1867 Nach der Föderation, werden Rupert's Land und das North-Western Territory an Kanada abgetreten. Sie werden die Northwest Territories. Das heutige Nunavut, der Yukon und Teile von British Columbia, Alberta, Saskatchewan, Manitoba, Ontario, Québec und Labrador sind alle in das Abkommen eingeschlossen.
1881 Die arktischen Inseln werden an die Northwest Territories angeschlossen, während die Grenzen Manitobas nach Norden ausgedehnt werden.
1885 Viele French-Cree Métis verlassen Manitoba nach dem Aufstand der Riel, um ein neues Leben im Norden zu beginnen.

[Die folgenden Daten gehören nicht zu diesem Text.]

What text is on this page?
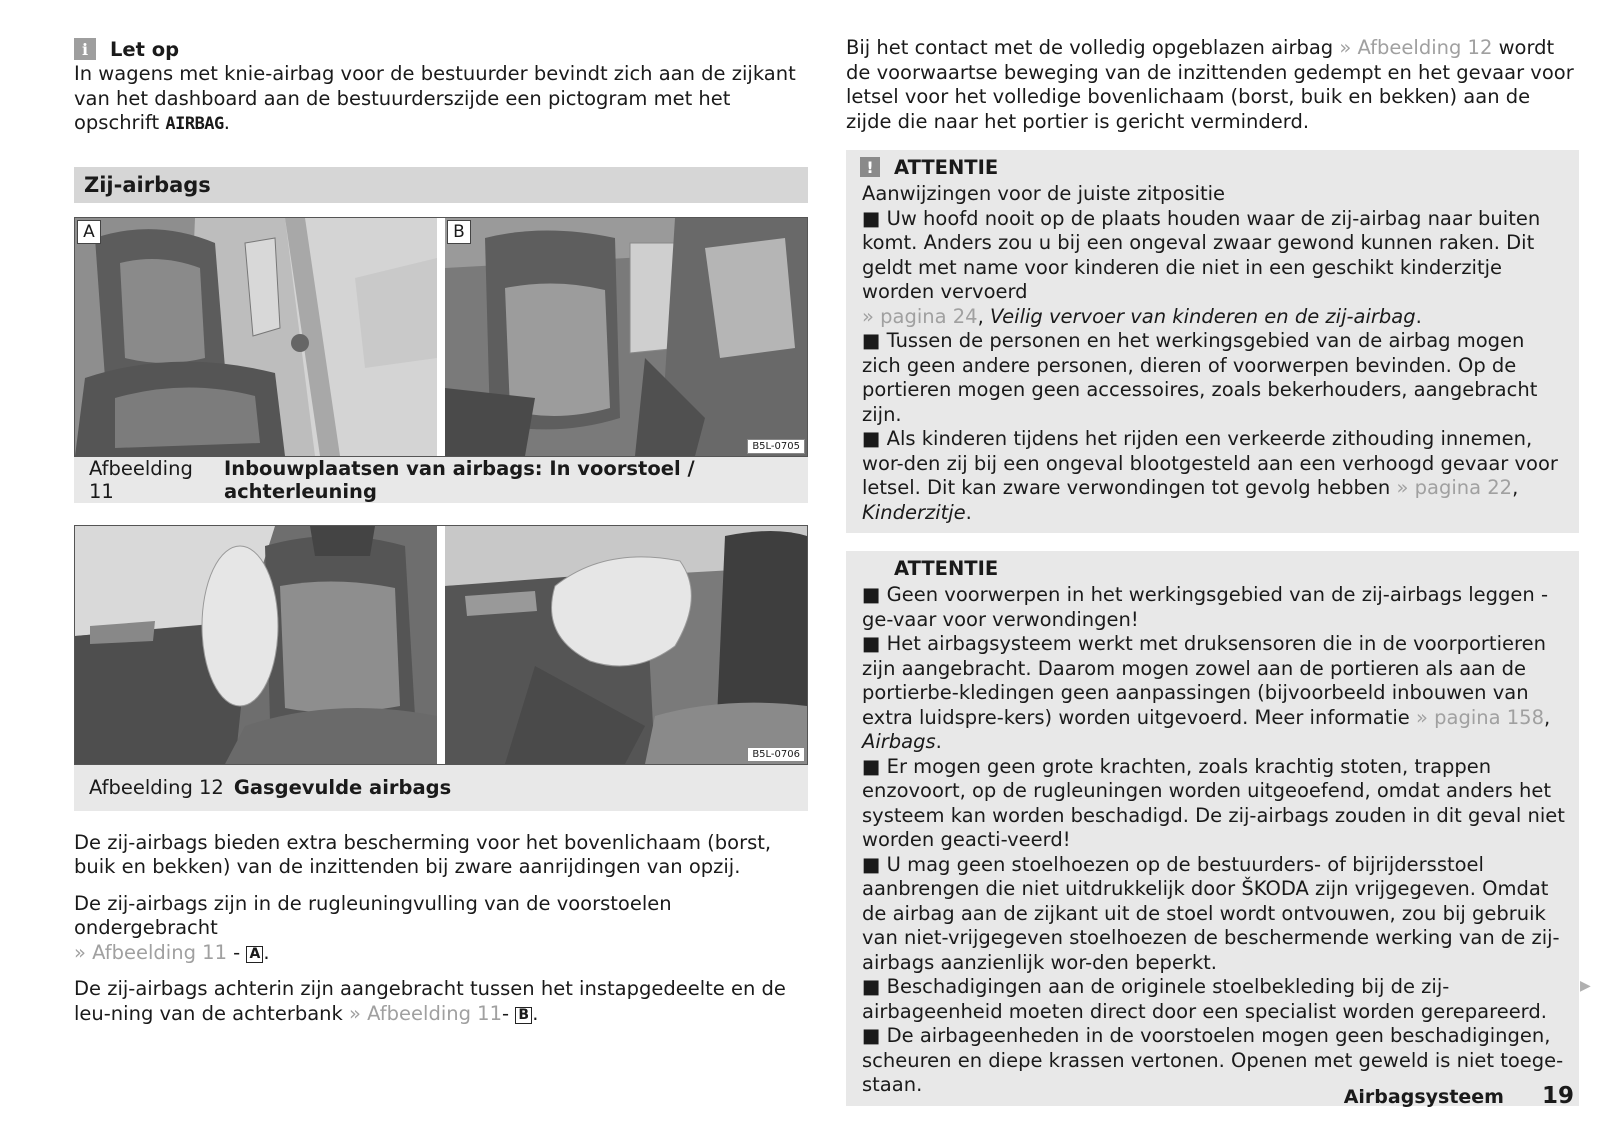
i	Let op

In wagens met knie-airbag voor de bestuurder bevindt zich aan de zijkant van het dashboard aan de bestuurderszijde een pictogram met het opschrift AIRBAG.

Zij-airbags
A	B
B5L-0705
Afbeelding 11
Inbouwplaatsen van airbags: In voorstoel / achterleuning
B5L-0706
Afbeelding 12 Gasgevulde airbags

De zij-airbags bieden extra bescherming voor het bovenlichaam (borst, buik en bekken) van de inzittenden bij zware aanrijdingen van opzij.

De zij-airbags zijn in de rugleuningvulling van de voorstoelen ondergebracht
» Afbeelding 11 - A .

De zij-airbags achterin zijn aangebracht tussen het instapgedeelte en de leu-ning van de achterbank » Afbeelding 11- B .

Bij het contact met de volledig opgeblazen airbag » Afbeelding 12 wordt de voorwaartse beweging van de inzittenden gedempt en het gevaar voor letsel voor het volledige bovenlichaam (borst, buik en bekken) aan de zijde die naar het portier is gericht verminderd.

!	ATTENTIE

Aanwijzingen voor de juiste zitpositie

■ Uw hoofd nooit op de plaats houden waar de zij-airbag naar buiten komt. Anders zou u bij een ongeval zwaar gewond kunnen raken. Dit geldt met name voor kinderen die niet in een geschikt kinderzitje worden vervoerd
» pagina 24, Veilig vervoer van kinderen en de zij-airbag.

■ Tussen de personen en het werkingsgebied van de airbag mogen zich geen andere personen, dieren of voorwerpen bevinden. Op de portieren mogen geen accessoires, zoals bekerhouders, aangebracht zijn.

■ Als kinderen tijdens het rijden een verkeerde zithouding innemen, wor-den zij bij een ongeval blootgesteld aan een verhoogd gevaar voor letsel. Dit kan zware verwondingen tot gevolg hebben » pagina 22, Kinderzitje.

ATTENTIE

■ Geen voorwerpen in het werkingsgebied van de zij-airbags leggen - ge-vaar voor verwondingen!

■ Het airbagsysteem werkt met druksensoren die in de voorportieren zijn aangebracht. Daarom mogen zowel aan de portieren als aan de portierbe-kledingen geen aanpassingen (bijvoorbeeld inbouwen van extra luidspre-kers) worden uitgevoerd. Meer informatie » pagina 158, Airbags.

■ Er mogen geen grote krachten, zoals krachtig stoten, trappen enzovoort, op de rugleuningen worden uitgeoefend, omdat anders het systeem kan worden beschadigd. De zij-airbags zouden in dit geval niet worden geacti-veerd!

■ U mag geen stoelhoezen op de bestuurders- of bijrijdersstoel aanbrengen die niet uitdrukkelijk door ŠKODA zijn vrijgegeven. Omdat de airbag aan de zijkant uit de stoel wordt ontvouwen, zou bij gebruik van niet-vrijgegeven stoelhoezen de beschermende werking van de zij-airbags aanzienlijk wor-den beperkt.

■ Beschadigingen aan de originele stoelbekleding bij de zij-airbageenheid moeten direct door een specialist worden gerepareerd.

■ De airbageenheden in de voorstoelen mogen geen beschadigingen, scheuren en diepe krassen vertonen. Openen met geweld is niet toege-staan.

▶
Airbagsysteem 19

1898 Der goldreiche Yukon löst sich von den Northwest Territories, um ein eigenständiges Territorium zu werden. Québec dehnt sich nach Norden aus. Andere Provinzen tun es ihnen gleich und verschlucken im Laufe der Jahre Teile des Territoriums.
1912 Die „North West Mounted Police“ eröffnet einen Stützpunkt auf Herschel Island, mit der Absicht „die kanadische Fahne in der westlichen Arktis zu zeigen“.

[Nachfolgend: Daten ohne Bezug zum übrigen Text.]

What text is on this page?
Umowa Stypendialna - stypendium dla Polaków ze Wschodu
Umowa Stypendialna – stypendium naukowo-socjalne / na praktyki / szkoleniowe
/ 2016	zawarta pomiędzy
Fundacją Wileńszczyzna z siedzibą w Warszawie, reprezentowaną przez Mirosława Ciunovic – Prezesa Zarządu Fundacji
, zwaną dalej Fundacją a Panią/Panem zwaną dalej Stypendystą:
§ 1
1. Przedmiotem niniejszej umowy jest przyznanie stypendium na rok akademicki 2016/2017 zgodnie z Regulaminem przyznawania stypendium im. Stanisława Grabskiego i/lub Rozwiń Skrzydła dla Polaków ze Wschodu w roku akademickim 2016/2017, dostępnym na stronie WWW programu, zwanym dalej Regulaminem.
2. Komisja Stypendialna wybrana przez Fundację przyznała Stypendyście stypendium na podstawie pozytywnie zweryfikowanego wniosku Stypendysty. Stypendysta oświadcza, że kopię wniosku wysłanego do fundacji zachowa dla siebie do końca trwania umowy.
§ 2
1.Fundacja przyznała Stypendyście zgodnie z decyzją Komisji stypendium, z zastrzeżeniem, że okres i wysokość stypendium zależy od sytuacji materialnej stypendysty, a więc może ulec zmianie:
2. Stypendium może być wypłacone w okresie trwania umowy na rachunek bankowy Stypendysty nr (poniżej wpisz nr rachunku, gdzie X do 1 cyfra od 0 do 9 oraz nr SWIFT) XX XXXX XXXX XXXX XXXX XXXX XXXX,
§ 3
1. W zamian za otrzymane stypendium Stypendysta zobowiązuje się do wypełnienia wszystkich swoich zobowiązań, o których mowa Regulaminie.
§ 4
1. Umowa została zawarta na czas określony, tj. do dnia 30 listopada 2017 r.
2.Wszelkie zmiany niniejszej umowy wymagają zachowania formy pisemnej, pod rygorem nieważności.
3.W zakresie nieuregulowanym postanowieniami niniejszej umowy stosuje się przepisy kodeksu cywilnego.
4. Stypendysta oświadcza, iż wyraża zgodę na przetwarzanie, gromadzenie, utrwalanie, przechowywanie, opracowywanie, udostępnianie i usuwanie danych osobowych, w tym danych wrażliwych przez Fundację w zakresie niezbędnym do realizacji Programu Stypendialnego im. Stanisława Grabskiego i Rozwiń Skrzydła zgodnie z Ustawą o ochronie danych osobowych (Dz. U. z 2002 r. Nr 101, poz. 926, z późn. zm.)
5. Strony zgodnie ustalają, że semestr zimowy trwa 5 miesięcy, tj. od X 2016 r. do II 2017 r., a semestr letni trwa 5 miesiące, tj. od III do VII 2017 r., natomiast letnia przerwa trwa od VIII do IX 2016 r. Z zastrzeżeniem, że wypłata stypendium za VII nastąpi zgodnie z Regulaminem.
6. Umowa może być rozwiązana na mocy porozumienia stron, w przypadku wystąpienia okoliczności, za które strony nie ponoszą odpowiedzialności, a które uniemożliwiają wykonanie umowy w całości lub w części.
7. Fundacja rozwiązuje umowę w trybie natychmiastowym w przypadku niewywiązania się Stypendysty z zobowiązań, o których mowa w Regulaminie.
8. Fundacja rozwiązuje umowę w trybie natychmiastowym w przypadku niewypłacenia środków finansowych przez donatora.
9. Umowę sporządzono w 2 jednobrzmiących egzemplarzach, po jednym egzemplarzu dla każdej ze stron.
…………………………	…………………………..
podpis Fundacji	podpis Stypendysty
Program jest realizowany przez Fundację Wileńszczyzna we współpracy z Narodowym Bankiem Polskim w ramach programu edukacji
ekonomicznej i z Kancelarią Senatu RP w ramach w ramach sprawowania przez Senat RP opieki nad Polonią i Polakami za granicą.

1913 Vilhjalmur Stefansson und Diamond Jenness beginnen ihre ethnologischen Studien über die Inuit der westlichen Arktis.
1921 „Imperial Oil“ schickt das erste Flugzeug nach Norman Wells. Es ist das allererste Flugzeug am Himmel der Northwest Territories überhaupt.
1925 Als die kanadischen Grenzen bis zum Nordpol ausgedehnt werden, wachsen die Northwest Territories auf 3,3 Million Quadratkilometer an – ungefähr ein Drittel der Landmasse ganz Kanadas.
1929 Die „Thelon Game Sanctuary“ wird gegründet, im Wesentlichen als Dienstzeugnis für John Hornby, ein exzentrischer Britischer Wanderer, der hier 1927 gestorben ist.
1930 Am Great Bear Lake wird Radium entdeckt. Eine Unze ist 75.000 CAD wert und es folgt ein wahrer Ansturm auf die Minen. Rund um die Mine El Dorado entsteht die Gemeinde Port Radium.
1931 Nachdem Menschen aus dem Mackenzie-Tal für Wochen in Angst und Schrecken versetzt sind, wird der „Mad Trapper of Rat River“ von der berittenen Polizei erschossen und in Aklavik beerdigt.
1934 Ein Gold-Fund am Nord-Arm des Great Slave Lake bewirkt die Entstehung einer Gemeinde mit Namen Yellowknife.
1943 Die US-Armee beginnt mit dem Bau einer 350 Meilen langen Pipeline durch die Mackenzie Mountains, von Norman Wells bis nach Whitehorse. Die Pipeline wird 1947 abmontiert. Viele Überreste sind noch heute dort zu finden, wo sich jetzt der Canol Heritage Trail befindet.
1946 Die „Northern Transportation Company“ übernimmt die Führung der Schifffahrt auf dem Mackenzie River als die „Hudson's Bay Company“ sich zurück zieht.
1967 Yellowknife wird zur Hauptstadt der Northwest Territories ernannt und die Verwaltung von Ottawa und Fort Smith dorthin umgesiedelt.
1979 Der Dempster Highway von Dawson City im Yukon nach Inuvik wird fertig gestellt.
1984 Die Inuvialuit unterschreiben Nordkanadas erstes „Aboriginal Land-Claim-Agreement“ (ein Vertrag über die Nutzungsrechte von Regionen)
1994 Die kanadische Regierung unterschreibt das „Land-Claim-Agreement“ der Sahtu. Forderungen der Gwich'in und der Tlicho wurden in den nachfolgenden Jahren befriedigt.
1998 Nordamerikas erste Diamantenmine, Ekati, geht in den Barrenlands in Betrieb, in der Nähe des Lac de Gras.
1999 Die Ernennung von Nunavut beschneidet die Northwest Territories um ungefähr zwei Drittel ihrer Fläche auf etwa eine Million Quadratkilometer.
2002 Parks Canada verkündet Pläne, einen neuen Nationalpark am Ostarm des Great Slave Lake zu schaffen.